Her art, abstract impressionism, is “suffering in a way because of self-imposed limitations brought about by my corporate discipline.”
Abstract impressionism, she said, “is the most confusing art (genre since) it is trying to navigate the hallows of an empty space and for most of the time, I would just blankly stare at the whiteness of its white.”
“Unless I can find my muse in the textures of a wooden curtain, in the uneven intricacies of a dilapidated wall, a used-up tarpaulin whose texts are lost in its worn-out fibers, a sheer cloth against the sunlight, then I can make my art,” she added.
With the different layers of paint, ideas, intricacies, and the hours of work needed in a single piece, a single Hibla (her signature) art work is finished once there is a “complete feeling of lightness.”
So far, aside from a number of group shows that she participated in, she has held nine solo exhibits in her “limited” career as an artist starting in 2008 at the Art Gallery of the Philippine Heart Center in Quezon City.

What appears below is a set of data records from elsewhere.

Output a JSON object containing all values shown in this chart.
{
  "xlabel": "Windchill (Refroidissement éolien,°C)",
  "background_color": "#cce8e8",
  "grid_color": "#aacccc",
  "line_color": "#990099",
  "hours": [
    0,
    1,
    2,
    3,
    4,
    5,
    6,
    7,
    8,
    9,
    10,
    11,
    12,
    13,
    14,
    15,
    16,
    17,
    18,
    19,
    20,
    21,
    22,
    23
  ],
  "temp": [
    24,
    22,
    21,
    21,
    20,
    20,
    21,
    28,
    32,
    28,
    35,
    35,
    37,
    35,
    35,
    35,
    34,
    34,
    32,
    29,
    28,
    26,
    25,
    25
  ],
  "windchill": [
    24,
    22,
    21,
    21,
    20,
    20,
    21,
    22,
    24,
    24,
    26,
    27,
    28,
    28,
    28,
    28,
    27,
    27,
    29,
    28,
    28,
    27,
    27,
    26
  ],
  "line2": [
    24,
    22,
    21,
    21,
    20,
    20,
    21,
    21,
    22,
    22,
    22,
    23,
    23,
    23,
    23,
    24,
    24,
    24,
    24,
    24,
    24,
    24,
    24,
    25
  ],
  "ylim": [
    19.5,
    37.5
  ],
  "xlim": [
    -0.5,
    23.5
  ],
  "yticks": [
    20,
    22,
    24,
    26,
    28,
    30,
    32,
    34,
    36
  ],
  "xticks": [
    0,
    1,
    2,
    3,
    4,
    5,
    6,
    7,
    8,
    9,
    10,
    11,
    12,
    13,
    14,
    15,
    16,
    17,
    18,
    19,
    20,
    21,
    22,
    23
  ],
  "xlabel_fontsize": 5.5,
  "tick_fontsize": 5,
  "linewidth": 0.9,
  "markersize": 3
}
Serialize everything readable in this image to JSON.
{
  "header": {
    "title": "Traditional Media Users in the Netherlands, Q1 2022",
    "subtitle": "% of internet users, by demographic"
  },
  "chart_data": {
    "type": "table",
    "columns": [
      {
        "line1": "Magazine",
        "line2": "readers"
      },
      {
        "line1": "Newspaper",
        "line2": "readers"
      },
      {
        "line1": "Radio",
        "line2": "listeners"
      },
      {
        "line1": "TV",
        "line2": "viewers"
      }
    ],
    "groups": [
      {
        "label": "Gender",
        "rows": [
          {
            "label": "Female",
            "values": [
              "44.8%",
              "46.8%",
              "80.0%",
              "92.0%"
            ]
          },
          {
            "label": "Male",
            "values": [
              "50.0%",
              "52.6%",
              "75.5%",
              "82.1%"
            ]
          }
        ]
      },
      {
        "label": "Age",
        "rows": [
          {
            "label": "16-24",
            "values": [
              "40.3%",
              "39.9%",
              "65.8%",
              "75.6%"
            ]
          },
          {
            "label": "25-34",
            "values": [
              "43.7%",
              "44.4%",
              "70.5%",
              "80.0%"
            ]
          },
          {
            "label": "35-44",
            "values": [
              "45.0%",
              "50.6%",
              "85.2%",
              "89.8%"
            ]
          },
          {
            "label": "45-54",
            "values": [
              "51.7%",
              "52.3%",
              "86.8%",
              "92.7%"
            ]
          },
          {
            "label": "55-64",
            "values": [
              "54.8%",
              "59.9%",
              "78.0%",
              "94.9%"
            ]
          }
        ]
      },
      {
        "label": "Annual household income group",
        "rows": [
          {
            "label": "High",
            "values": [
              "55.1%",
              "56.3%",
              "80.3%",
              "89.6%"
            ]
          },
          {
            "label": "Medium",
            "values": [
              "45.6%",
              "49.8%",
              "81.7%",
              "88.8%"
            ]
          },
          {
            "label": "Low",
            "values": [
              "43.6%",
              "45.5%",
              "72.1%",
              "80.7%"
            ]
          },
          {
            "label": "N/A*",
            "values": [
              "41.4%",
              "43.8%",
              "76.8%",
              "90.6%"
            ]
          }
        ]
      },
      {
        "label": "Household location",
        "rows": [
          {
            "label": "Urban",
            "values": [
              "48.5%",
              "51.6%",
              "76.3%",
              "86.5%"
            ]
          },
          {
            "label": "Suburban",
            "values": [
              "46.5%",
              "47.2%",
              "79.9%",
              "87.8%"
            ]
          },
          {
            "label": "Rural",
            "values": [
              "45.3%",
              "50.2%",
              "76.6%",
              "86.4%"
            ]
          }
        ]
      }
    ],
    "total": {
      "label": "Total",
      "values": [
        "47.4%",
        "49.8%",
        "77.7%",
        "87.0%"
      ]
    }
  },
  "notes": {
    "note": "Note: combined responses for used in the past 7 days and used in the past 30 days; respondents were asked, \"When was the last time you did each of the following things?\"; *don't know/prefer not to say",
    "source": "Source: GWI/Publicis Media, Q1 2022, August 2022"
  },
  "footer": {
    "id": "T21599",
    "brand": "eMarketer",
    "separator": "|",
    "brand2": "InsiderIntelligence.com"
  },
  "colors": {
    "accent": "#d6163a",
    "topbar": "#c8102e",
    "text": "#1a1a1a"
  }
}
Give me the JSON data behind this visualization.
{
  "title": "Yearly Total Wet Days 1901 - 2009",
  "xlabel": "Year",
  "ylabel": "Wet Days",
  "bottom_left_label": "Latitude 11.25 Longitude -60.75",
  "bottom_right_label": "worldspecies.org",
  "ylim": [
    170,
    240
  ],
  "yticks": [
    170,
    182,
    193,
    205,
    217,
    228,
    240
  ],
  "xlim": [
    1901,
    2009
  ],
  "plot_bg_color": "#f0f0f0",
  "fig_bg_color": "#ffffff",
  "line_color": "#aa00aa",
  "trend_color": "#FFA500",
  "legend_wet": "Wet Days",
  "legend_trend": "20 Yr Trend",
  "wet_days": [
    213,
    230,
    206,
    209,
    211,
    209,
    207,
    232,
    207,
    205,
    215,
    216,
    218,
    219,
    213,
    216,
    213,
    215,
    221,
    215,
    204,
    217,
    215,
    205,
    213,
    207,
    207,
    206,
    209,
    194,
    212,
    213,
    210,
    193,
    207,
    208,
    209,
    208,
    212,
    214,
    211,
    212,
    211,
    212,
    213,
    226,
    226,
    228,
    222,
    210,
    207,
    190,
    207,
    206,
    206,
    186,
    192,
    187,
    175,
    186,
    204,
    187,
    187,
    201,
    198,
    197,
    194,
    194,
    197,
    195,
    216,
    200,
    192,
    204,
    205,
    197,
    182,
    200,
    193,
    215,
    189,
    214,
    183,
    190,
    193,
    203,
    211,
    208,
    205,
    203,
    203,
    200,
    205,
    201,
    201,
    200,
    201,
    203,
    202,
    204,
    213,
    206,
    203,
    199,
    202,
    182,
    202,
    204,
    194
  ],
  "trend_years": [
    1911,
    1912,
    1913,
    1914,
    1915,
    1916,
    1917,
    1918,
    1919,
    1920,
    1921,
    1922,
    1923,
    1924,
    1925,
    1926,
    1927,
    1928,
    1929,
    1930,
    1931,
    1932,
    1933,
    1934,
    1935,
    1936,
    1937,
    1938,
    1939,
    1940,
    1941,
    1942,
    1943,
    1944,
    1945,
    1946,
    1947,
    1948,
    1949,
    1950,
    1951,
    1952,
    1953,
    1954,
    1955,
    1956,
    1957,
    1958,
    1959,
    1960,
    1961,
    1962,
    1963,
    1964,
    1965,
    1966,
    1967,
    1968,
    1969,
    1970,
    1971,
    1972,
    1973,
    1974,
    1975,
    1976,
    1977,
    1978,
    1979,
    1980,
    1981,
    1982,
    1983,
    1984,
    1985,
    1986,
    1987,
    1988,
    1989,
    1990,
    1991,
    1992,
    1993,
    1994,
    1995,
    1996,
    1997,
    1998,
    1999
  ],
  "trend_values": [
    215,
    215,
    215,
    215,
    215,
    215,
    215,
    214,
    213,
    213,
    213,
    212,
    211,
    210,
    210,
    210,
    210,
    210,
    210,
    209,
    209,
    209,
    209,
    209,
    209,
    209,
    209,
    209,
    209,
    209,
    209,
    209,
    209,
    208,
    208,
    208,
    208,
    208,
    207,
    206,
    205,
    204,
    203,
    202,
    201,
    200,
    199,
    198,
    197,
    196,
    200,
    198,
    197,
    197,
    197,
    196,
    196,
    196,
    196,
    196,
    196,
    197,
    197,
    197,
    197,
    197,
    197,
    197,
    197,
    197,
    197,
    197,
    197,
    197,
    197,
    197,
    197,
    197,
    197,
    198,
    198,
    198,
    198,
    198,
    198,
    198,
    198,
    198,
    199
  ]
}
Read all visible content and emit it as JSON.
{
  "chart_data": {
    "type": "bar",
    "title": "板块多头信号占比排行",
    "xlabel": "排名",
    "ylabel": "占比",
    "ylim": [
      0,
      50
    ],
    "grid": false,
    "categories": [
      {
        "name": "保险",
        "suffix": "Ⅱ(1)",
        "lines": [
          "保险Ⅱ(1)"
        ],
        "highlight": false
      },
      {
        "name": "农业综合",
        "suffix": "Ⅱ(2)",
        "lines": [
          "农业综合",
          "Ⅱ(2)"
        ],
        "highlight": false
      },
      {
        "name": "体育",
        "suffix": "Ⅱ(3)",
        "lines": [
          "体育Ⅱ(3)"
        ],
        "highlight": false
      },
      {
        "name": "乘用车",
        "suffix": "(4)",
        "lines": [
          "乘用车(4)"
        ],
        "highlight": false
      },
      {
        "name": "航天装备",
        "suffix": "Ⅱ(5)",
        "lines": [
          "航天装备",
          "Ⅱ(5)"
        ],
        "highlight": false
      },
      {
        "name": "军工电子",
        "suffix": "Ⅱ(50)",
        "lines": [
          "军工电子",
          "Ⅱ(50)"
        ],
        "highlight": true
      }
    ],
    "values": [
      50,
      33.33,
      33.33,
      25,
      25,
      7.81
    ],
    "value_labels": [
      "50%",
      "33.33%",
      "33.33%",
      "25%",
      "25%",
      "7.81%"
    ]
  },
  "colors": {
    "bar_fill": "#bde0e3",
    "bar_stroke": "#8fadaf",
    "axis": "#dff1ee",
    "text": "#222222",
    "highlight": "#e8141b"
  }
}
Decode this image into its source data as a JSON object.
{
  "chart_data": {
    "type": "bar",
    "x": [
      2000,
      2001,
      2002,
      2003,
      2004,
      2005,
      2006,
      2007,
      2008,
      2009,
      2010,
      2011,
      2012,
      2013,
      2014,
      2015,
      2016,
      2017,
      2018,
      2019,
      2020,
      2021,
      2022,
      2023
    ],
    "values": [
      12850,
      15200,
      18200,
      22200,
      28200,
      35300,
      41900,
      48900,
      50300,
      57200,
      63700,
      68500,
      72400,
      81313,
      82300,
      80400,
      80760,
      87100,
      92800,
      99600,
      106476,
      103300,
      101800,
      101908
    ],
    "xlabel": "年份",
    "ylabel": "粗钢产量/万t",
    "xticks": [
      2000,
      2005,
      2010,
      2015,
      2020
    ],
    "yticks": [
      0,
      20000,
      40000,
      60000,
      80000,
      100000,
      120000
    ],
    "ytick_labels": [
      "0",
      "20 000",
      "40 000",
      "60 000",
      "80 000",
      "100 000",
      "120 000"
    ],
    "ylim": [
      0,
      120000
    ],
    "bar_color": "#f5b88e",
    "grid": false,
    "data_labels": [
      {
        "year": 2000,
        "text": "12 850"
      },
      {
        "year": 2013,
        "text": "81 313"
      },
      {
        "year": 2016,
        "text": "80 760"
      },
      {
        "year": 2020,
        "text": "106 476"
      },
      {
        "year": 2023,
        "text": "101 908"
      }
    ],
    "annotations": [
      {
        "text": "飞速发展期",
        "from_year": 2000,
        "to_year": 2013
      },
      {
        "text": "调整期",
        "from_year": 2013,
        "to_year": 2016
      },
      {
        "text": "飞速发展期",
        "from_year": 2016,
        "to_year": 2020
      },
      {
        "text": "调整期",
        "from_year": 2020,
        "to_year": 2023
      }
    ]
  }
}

This was followed by shows at the UST Museum in 2009; Renaissance Gallery in Mandaluyong in 2010 and 2011; Asian Civilizations Museum in Singapore in 2011; The Philippine Center in New York in 2013; Blue and Grey Gallery in the Bonifacio Global City also in 2013; Hibla Gallery of the National Museum of Anthropology in 2015 to 2016; and at the Alliance Francaise du Manille in 2017.
She also held an exhibit at the Museo de la Salle in Dasmariñas City, Cavite, in 2016 where her works and talent were noticed and led to the 25 Malacañang -commissioned paintings the year after.
Her latest solo exhibit, “Impressions,” is going to be held at the Gallery Joaquin at the UP Town Center in Quezon City, from 20 to 29 April, featuring works done before and during the coronavirus disease 2019 (Covid-19) pandemic including still-life, floral and portrait pieces.
In her artistic career, Ebarle has judged the prestigious Metrobank Art and Design Excellence (MADE) contest and was one of the “100 Women Artists” of the National Committee on the Centennial of the Feminist Movement in the Philippines in 2004.
In 2011, she served as a panel speaker at the Asian Civilizations Museum’s “Marketplace of Creative Arts” forum and judged the Cultural Center of the Philippines’ Ika-26 Gawad CCP para sa Alternatibong Pelikula at Video in 2014.
Two of her works are now in the collection of the National Museum of the Philippines where these are part of the textile gallery of the National Museum of Anthropology.
Now an accomplished artist, she keeps on creating masterpieces that inspire, pique interest and puzzle audiences.
She is truly a weaver of stories and different cultures, and a Filipino creative spirit. To the people close to her, she is simply an artist, a mother.